La Blanche est tant le nom d’un groupe lyonnais que celui de son créateur et chanteur. Enfin, un surnom, à peine un pseudo. Chômeur à trente ans, Éric La Blanche crée alors un groupe et chante les bienfaits du RMI qui lui permet de vivre. Logique donc qu’il baptise son premier opus Michel Rocard en clin d’œil au créateur du revenu minimum d’insertion. Mine de rien, ça fera son raisonnable buzz et lancera le groupe. Le deuxième disque aurait pu faire fortune, non parce qu’il est excellent (il l’est) mais qu’il contient une petite perle, La Mort à Johnny, imaginant avec luxe de détails le jour fatal où l’icône défunctera. Mais aucun programmateur censé ne peut diffuser ça, se permettre un tel crime de lèse-majesté envers Hallyday et la sacro-sainte puissance discographique qui régente et édicte ses lois (la preuve, même les Fatals Picards, creusant le même sillon, se feront taper sur les doigts). Les pleutres remballent le disque. C’est foutu pour la gloire même si, prémonitoire dérision, il se nomme Disque d’or.
Le troisième opus de La Blanche, Imbécile heureux, vient tout juste de sortir. C’est du beau, du bon encore, toujours avec cet humour froid, distancié, pince-sans-rire, qui le caractérise. La Blanche sait vous glacer le sang, vous mettre mal à l’aise, en chantant les froides restructurations industrielles : « Je nettoie je renvoie / je vire je licencie les gens / c’est utile c’est sympa / je m’occupe des encombrants ». Malgré les cuivres, la musique de La Blanche est tout aussi glaciale, accentuant le malaise, remuant le couteau dans le play.
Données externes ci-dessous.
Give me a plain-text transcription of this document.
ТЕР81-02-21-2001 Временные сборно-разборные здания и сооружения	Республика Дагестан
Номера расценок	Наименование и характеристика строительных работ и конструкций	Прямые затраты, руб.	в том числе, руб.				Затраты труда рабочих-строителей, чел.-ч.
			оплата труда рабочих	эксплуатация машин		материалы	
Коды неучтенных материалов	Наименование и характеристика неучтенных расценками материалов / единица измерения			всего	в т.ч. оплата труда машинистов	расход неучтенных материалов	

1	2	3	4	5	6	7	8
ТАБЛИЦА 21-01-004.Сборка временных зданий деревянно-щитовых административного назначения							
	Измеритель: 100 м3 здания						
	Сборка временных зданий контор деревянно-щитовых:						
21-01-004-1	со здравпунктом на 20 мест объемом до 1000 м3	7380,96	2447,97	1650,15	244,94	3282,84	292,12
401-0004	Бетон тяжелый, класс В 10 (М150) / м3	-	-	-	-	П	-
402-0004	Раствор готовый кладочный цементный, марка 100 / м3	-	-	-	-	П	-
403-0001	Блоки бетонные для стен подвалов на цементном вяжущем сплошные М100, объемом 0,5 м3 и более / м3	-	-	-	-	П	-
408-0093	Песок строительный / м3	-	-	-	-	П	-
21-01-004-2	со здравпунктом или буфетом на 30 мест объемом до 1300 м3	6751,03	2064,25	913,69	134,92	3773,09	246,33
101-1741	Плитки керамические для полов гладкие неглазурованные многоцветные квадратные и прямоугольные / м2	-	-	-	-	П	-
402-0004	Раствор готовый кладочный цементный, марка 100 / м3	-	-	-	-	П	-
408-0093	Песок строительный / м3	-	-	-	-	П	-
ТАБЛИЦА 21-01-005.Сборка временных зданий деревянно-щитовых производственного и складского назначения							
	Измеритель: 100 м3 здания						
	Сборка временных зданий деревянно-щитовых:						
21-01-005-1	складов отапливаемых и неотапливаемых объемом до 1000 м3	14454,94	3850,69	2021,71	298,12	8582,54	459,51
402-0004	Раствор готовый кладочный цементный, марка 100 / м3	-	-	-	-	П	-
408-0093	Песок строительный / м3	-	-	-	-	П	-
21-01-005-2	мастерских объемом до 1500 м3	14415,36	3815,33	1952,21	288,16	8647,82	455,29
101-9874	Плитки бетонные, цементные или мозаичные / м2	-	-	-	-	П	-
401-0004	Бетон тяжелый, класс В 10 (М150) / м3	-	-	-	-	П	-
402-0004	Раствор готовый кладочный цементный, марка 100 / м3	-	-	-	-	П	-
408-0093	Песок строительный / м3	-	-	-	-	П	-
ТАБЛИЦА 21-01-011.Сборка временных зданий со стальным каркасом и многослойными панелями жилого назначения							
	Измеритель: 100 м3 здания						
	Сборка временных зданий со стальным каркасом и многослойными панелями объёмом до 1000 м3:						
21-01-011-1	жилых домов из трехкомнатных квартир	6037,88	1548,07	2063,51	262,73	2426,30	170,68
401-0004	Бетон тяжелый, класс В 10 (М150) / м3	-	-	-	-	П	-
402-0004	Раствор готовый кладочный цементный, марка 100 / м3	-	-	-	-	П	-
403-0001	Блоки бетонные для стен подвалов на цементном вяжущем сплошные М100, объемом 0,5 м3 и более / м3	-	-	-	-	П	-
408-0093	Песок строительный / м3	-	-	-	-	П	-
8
Pareil quand il nous chante Un monsieur sans histoire, ou Le Forcené (« Je suis le forcené / je suis votre visage / J’ai pas choisi la haine / toute seule elle est montée ») ou des amours partis qui ne reviendront pas… Avec sa voix qu’on dirait parfois empruntée à Gainsbourg, avec mots et musiques (pop-rock) redoutablement bien écrits, La Blanche est, il me semble, une des valeurs sûres d’une chanson bien plus qu’estimable, somme de mini dramaturgies qui en disent long sur l’état de notre société.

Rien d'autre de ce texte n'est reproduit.